The Martinsville City School Board recognized the efforts of several in a series of awards to staff, schools, and students throughout the district.
The first awards – from the Virginia School Board Association (VSBA) – were presented by Miyana Smith to board members.
The Award of Honor is “for the school board members who have received more than 66 credits but less than 83 credits in two years. The awardees will receive a certificate for the Award of Honor and a gold pin,” Smith said, and presented awards to Donna Dillard and Yvonne Givens.
The Award of Achievement is “for the school board member who’s received more than 24 credits but less than 47 in two years. The awardee will receive a certificate for the Award of Achievement and a bronze pin,” she said, presenting the award to Schools Superintendent Zebedee Talley Jr.
The Virginia High School League (VHSL) “Stay in the Game” award was presented by Athletic Director Tommy Golding.
“This award … is something that we’ve been after for quite a few years,” Golding said, noting the school division last received the award given to school systems that have not received ejections at the varsity level across all sports, in 2009.
“Basically, that means that we had no ejections last year on the varsity level and it’s the first time we’ve had it in a long time,” Golding added.
“That’s the award I’ve always wanted,” Talley said. “Championships are good, but when people look and say, ‘Your young people behave and they don’t get kicked out of games,’ I love it. I want that every year. Awards follow good leadership. I just want to thank you. It’s a very important award.”

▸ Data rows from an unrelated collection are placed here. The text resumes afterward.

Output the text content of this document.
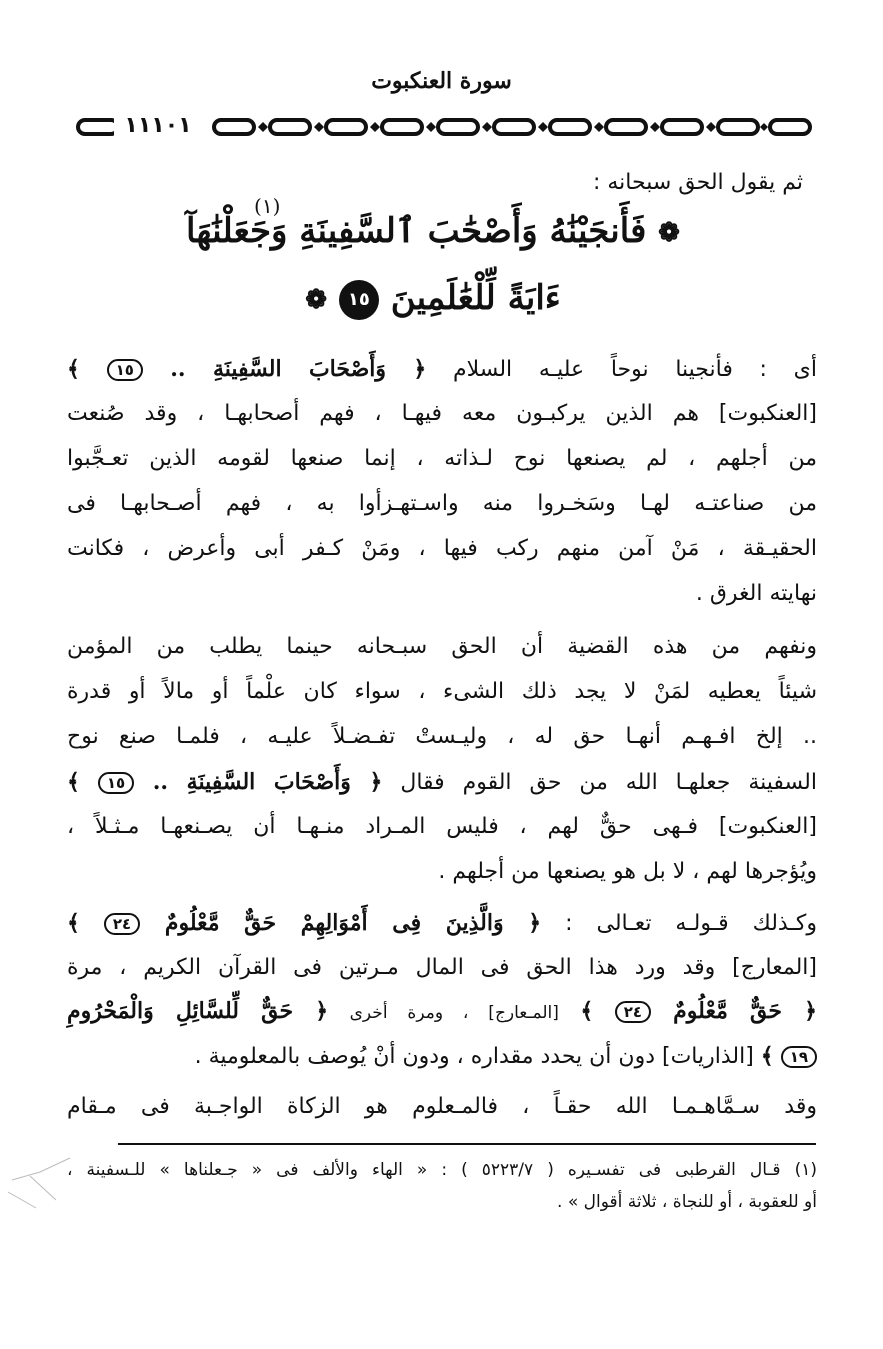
سورة العنكبوت
١١١٠١
ثم يقول الحق سبحانه :
(١)
❁ فَأَنجَيْنَٰهُ وَأَصْحَٰبَ ٱلسَّفِينَةِ وَجَعَلْنَٰهَآ
ءَايَةً لِّلْعَٰلَمِينَ ١٥ ❁
أى : فأنجينا نوحاً عليـه السلام ﴿ وَأَصْحَابَ السَّفِينَةِ .. ١٥ ﴾
[العنكبوت] هم الذين يركبـون معه فيهـا ، فهم أصحابهـا ، وقد صُنعت
من أجلهم ، لم يصنعها نوح لـذاته ، إنما صنعها لقومه الذين تعـجَّبوا
من صناعتـه لهـا وسَخـروا منه واسـتهـزأوا به ، فهم أصـحابهـا فى
الحقيـقة ، مَنْ آمن منهم ركب فيها ، ومَنْ كـفر أبى وأعرض ، فكانت
نهايته الغرق .
ونفهم من هذه القضية أن الحق سبـحانه حينما يطلب من المؤمن
شيئاً يعطيه لمَنْ لا يجد ذلك الشىء ، سواء كان علْماً أو مالاً أو قدرة
.. إلخ افـهـم أنهـا حق له ، وليـستْ تفـضـلاً عليـه ، فلمـا صنع نوح
السفينة جعلهـا الله من حق القوم فقال ﴿ وَأَصْحَابَ السَّفِينَةِ .. ١٥ ﴾
[العنكبوت] فـهى حقٌّ لهم ، فليس المـراد منـهـا أن يصـنعهـا مـثـلاً ،
ويُؤجرها لهم ، لا بل هو يصنعها من أجلهم .
وكـذلك قـولـه تعـالى : ﴿ وَالَّذِينَ فِى أَمْوَالِهِمْ حَقٌّ مَّعْلُومٌ ٢٤ ﴾
[المعارج] وقد ورد هذا الحق فى المال مـرتين فى القرآن الكريم ، مرة
﴿ حَقٌّ مَّعْلُومٌ ٢٤ ﴾ [المـعارج] ، ومرة أخرى ﴿ حَقٌّ لِّلسَّائِلِ وَالْمَحْرُومِ
١٩ ﴾ [الذاريات] دون أن يحدد مقداره ، ودون أنْ يُوصف بالمعلومية .
وقد سـمَّاهـمـا الله حقـاً ، فالمـعلوم هو الزكاة الواجـبة فى مـقام
(١) قـال القرطبى فى تفسـيره ( ٥٢٢٣/٧ ) : « الهاء والألف فى « جـعلناها » للـسفينة ،
أو للعقوبة ، أو للنجاة ، ثلاثة أقوال » .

The board then recognized the Virginia Naturally Recognized School accolade received by Albert Harris Elementary School for its commitment to environmental education.

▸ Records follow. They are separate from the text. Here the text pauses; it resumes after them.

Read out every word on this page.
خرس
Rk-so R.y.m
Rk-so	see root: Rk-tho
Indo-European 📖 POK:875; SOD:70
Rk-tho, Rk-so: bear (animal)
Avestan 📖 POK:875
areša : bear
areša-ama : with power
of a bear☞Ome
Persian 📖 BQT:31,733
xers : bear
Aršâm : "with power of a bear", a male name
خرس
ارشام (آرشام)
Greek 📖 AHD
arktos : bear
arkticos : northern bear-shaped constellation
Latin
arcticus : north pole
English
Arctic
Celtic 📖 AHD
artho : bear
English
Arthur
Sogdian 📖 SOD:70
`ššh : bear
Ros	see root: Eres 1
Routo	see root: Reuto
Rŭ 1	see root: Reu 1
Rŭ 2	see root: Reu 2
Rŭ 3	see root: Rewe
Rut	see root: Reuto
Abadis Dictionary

STEM teacher Laurie Witt discussed the award and the steps required to obtain it.
“Working with our community partner, the Dan River Basin Association, our students are learning how they can have a positive impact on the natural world around them,” Witt said, and cited examples of the ways students incorporated the lessons into actions.

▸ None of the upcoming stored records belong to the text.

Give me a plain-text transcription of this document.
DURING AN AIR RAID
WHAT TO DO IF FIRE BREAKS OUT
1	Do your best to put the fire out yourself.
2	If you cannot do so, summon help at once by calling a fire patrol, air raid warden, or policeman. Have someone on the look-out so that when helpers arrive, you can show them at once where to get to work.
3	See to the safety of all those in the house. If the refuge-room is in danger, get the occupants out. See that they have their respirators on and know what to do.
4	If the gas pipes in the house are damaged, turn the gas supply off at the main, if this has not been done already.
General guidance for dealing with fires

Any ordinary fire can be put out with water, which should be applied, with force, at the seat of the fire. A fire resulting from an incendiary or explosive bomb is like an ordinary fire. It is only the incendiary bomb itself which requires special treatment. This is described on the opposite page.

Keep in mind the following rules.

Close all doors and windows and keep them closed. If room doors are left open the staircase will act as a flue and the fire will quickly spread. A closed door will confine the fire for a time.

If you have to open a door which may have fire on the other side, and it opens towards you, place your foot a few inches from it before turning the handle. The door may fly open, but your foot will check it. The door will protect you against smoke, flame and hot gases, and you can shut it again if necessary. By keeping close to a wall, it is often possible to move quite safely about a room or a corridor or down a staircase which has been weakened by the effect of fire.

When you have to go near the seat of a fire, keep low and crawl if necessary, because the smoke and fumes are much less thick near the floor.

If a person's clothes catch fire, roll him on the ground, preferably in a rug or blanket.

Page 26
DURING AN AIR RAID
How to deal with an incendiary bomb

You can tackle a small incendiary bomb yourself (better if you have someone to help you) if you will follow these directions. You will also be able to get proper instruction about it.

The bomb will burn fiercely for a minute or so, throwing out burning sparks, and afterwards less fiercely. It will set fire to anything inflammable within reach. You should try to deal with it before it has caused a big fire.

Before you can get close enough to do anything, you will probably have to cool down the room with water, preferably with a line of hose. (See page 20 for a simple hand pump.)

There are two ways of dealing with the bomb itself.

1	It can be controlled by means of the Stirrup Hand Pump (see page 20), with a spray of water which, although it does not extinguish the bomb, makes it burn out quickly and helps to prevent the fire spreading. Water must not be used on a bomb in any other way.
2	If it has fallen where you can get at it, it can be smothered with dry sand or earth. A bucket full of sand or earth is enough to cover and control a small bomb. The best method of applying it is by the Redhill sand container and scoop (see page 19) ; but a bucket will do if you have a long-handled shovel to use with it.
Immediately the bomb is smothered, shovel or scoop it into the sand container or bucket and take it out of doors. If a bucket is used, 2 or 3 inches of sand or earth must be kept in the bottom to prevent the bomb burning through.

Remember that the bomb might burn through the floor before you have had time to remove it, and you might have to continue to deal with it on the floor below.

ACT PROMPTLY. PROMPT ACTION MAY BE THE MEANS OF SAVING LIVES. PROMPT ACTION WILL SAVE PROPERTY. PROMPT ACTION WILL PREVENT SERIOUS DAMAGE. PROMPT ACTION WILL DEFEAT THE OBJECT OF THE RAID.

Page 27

“Students have worked to create solutions to problems they see on their campus such as the vegetable garden, which reduces erosion on campus. Our second graders created and maintain a monarch butterfly waystation, which benefits not only monarch butterflies, but all the pollinators in our community,” she said.
Witt said the lessons align with Virginia’s Standards of Learning, along with giving students real work applications for lessons learned.
“Environmental education lessons align with the scientific and engineering practices found in our Virginia Science Standards of Learning and they benefit all of the students at Albert Harris,” she said. “We were very excited to win this and we’re very excited to share what our students are doing at Albert Harris.”
In other matters, the board:
*Heard a presentation from Assistant Superintendent of Instruction Angilee Downing, who recently presented her dissertation research work at the Virginia Educational Research Association’s annual conference.
Her research focused on “disproportionality in office discipline referrals for disruptive behaviors” and how gender, race, academic ability, and more correlate to these trends.
“The reasoning behind that, why it’s such an issue, when you look at the research on suspensions: students who get suspended are three times more likely to drop out of school, which causes them to be three times more likely to be incarcerated,” Downing said, adding that over 50% of inmates do not have a high school diploma, indicating the school to prison pipeline.
She said suspension leads to a lack of social and educational development, which is not what the school system wants.
“When it comes to school, there’s a social curriculum and an academic curriculum, and if we are pulling students out of school, we’re limiting their access to both,” Downing said.
Commenting on the dissertation and how it relates to the school system’s six-year plan, Talley said “this is why the 10 percent reduction in suspension is always in our plan, which is connected to our six-year plan, because in fact you just don’t only lose days. You lose the social status and the teaching of young people, because I believe behavior can be taught, too,” he said.
* Heard an update from STEAM Coordinator Shauna Hines on student internships, the upcoming CTE Expo, CTE programs, and the Performing Arts Academy.
* Appointed the list of members to the Special Education Advisory Committee.
* Approved the consent agenda as presented.